A restricted stock unit is a promise from a company to give an employee shares of stock after certain conditions are met, like staying with the company for a set amount of time. It’s like earning a bonus that turns into company stock once you’ve proven your commitment, making it a way to motivate and reward employees.
ADS Ratio Change financial
"one (1) American Depositary Share ("ADS") currently represents twenty (20) Ordinary Shares ("ADS Ratio Change")"
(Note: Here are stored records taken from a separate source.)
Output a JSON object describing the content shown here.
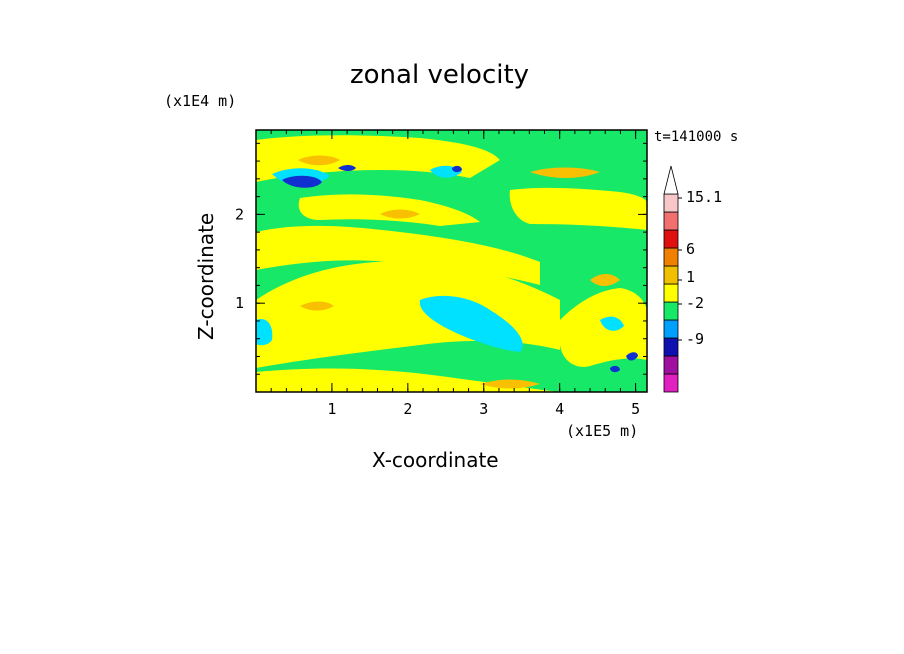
{
  "chart_data": {
    "type": "heatmap",
    "title": "zonal velocity",
    "xlabel": "X-coordinate",
    "ylabel": "Z-coordinate",
    "x_unit": "(x1E5 m)",
    "y_unit": "(x1E4 m)",
    "time_label": "t=141000 s",
    "xlim": [
      0,
      5.15
    ],
    "ylim": [
      0,
      2.95
    ],
    "x_ticks": [
      "1",
      "2",
      "3",
      "4",
      "5"
    ],
    "x_tick_values": [
      1,
      2,
      3,
      4,
      5
    ],
    "y_ticks": [
      "1",
      "2"
    ],
    "y_tick_values": [
      1,
      2
    ],
    "colorbar": {
      "labels": [
        "15.1",
        "6",
        "1",
        "-2",
        "-9"
      ],
      "label_values": [
        15.1,
        6,
        1,
        -2,
        -9
      ],
      "colors": [
        "#e020c0",
        "#a010a0",
        "#1010b0",
        "#00a0ff",
        "#18e868",
        "#ffff00",
        "#f0c000",
        "#f08000",
        "#e01010",
        "#f07070",
        "#f8c8c8"
      ],
      "arrow_color": "#ffffff"
    },
    "field_colors": {
      "background": "#18e868",
      "cyan": "#00e0ff",
      "yellow": "#ffff00",
      "light_orange": "#f8c000",
      "orange": "#f0a000",
      "blue": "#1030d0"
    }
  }
}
An ads ratio change is an adjustment to how many American Depositary Shares (ADS) represent one unit of a foreign company’s ordinary shares — like changing whether a cake is cut into 2 or 10 slices. Investors care because it alters the number of tradable ADS, the implied price per ADS and an investor’s ownership stake, which can affect liquidity, perceived value and comparisons of holdings across markets.
Rule 16b-3 regulatory
"vesting of a security issued in accordance with Rule 16b-3, and not a market sale of securities."
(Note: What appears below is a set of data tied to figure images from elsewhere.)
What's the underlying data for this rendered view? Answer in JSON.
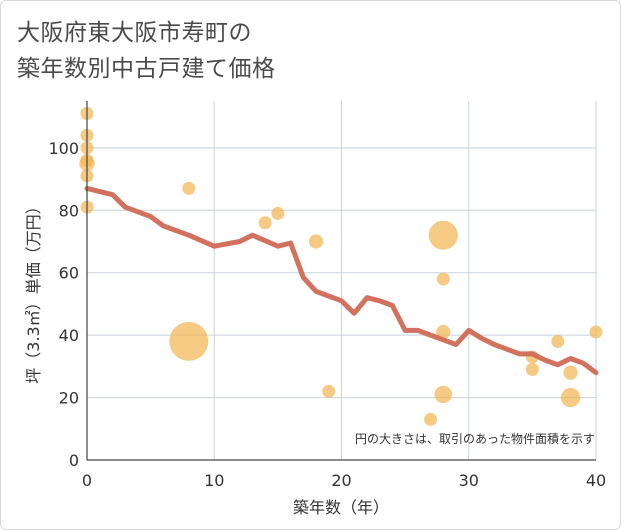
{
  "title": {
    "line1": "大阪府東大阪市寿町の",
    "line2": "築年数別中古戸建て価格"
  },
  "chart_data": {
    "type": "scatter",
    "xlabel": "築年数（年）",
    "ylabel": "坪（3.3㎡）単価（万円）",
    "xlim": [
      0,
      40
    ],
    "ylim": [
      0,
      115
    ],
    "xticks": [
      "0",
      "10",
      "20",
      "30",
      "40"
    ],
    "yticks": [
      "0",
      "20",
      "40",
      "60",
      "80",
      "100"
    ],
    "grid": true,
    "note": "円の大きさは、取引のあった物件面積を示す",
    "colors": {
      "bubble": "#f2b552",
      "line": "#d06a55",
      "grid": "#c8d3df"
    },
    "bubbles": [
      {
        "x": 0,
        "y": 111,
        "size": 1
      },
      {
        "x": 0,
        "y": 104,
        "size": 1
      },
      {
        "x": 0,
        "y": 100,
        "size": 1
      },
      {
        "x": 0,
        "y": 96,
        "size": 1
      },
      {
        "x": 0,
        "y": 95,
        "size": 1.4
      },
      {
        "x": 0,
        "y": 91,
        "size": 1
      },
      {
        "x": 0,
        "y": 81,
        "size": 1
      },
      {
        "x": 8,
        "y": 87,
        "size": 1
      },
      {
        "x": 8,
        "y": 38,
        "size": 9
      },
      {
        "x": 14,
        "y": 76,
        "size": 1
      },
      {
        "x": 15,
        "y": 79,
        "size": 1
      },
      {
        "x": 18,
        "y": 70,
        "size": 1.2
      },
      {
        "x": 19,
        "y": 22,
        "size": 1
      },
      {
        "x": 27,
        "y": 13,
        "size": 1
      },
      {
        "x": 28,
        "y": 72,
        "size": 5
      },
      {
        "x": 28,
        "y": 58,
        "size": 1
      },
      {
        "x": 28,
        "y": 41,
        "size": 1.2
      },
      {
        "x": 28,
        "y": 21,
        "size": 1.8
      },
      {
        "x": 35,
        "y": 33,
        "size": 1
      },
      {
        "x": 35,
        "y": 29,
        "size": 1
      },
      {
        "x": 37,
        "y": 38,
        "size": 1
      },
      {
        "x": 38,
        "y": 28,
        "size": 1.2
      },
      {
        "x": 38,
        "y": 20,
        "size": 2.2
      },
      {
        "x": 40,
        "y": 41,
        "size": 1
      }
    ],
    "trend": {
      "x": [
        0,
        2,
        3,
        5,
        6,
        8,
        10,
        12,
        13,
        15,
        16,
        17,
        18,
        20,
        21,
        22,
        23,
        24,
        25,
        26,
        27,
        28,
        29,
        30,
        31,
        32,
        33,
        34,
        35,
        36,
        37,
        38,
        39,
        40
      ],
      "y": [
        87,
        85,
        81,
        78,
        75,
        72,
        68.5,
        70,
        72,
        68.5,
        69.5,
        58.5,
        54,
        51,
        47,
        52,
        51,
        49.5,
        41.5,
        41.5,
        40,
        38.5,
        37,
        41.5,
        39,
        37,
        35.5,
        34,
        34,
        32,
        30.5,
        32.5,
        31,
        28
      ]
    }
  }
}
Rule 16b-3 is a Securities and Exchange Commission regulation that exempts certain routine, pre-approved transactions by company insiders from automatic liability for short-term trading profits. It acts like a safe harbor: if an insider follows a formal plan or the board approves specific transactions in advance, profits from buying and selling company stock within six months are not automatically reclaimed. Investors care because the rule clarifies when insider trades are permissible and reduces uncertainty about potential clawbacks.
tax liability incident to the vesting financial
"Represents withholding by the Issuer of shares in respect of tax liability incident to the vesting of a security"
FAQ
What insider transaction did AMRN President and CEO Aaron Berg report?
Aaron Berg reported RSU-related transactions, not an open-market trade. 6,250 Restricted Stock Units converted into 6,250 American Depositary Shares, and separate shares were withheld to satisfy tax obligations tied to the vesting, as disclosed in the Form 4 footnotes.
Did AMRN CEO Aaron Berg sell AMRN stock in the market in this Form 4?
No open-market sale occurred. 3,197 American Depositary Shares were withheld by the issuer to cover tax liabilities from RSU vesting, which the filing describes as withholding under Rule 16b-3, explicitly stating it is not a market sale of securities.
What RSU grant to AMRN CEO Aaron Berg is referenced in this Form 4?
The footnotes state that on June 26, 2025, Aaron Berg was granted 12,500 Restricted Stock Units, vesting in two equal installments on the first anniversary of the grant and the remaining balance eighteen months after the grant date, subject to standard vesting conditions.
What does the tax-withholding code F mean in AMRN CEO Aaron Berg’s Form 4?
Code F indicates shares withheld to pay tax liabilities tied to equity vesting. The footnote clarifies that 3,197 ADSs were retained by the issuer to cover taxes from a Rule 16b-3 RSU vesting and are not considered a market sale of shares.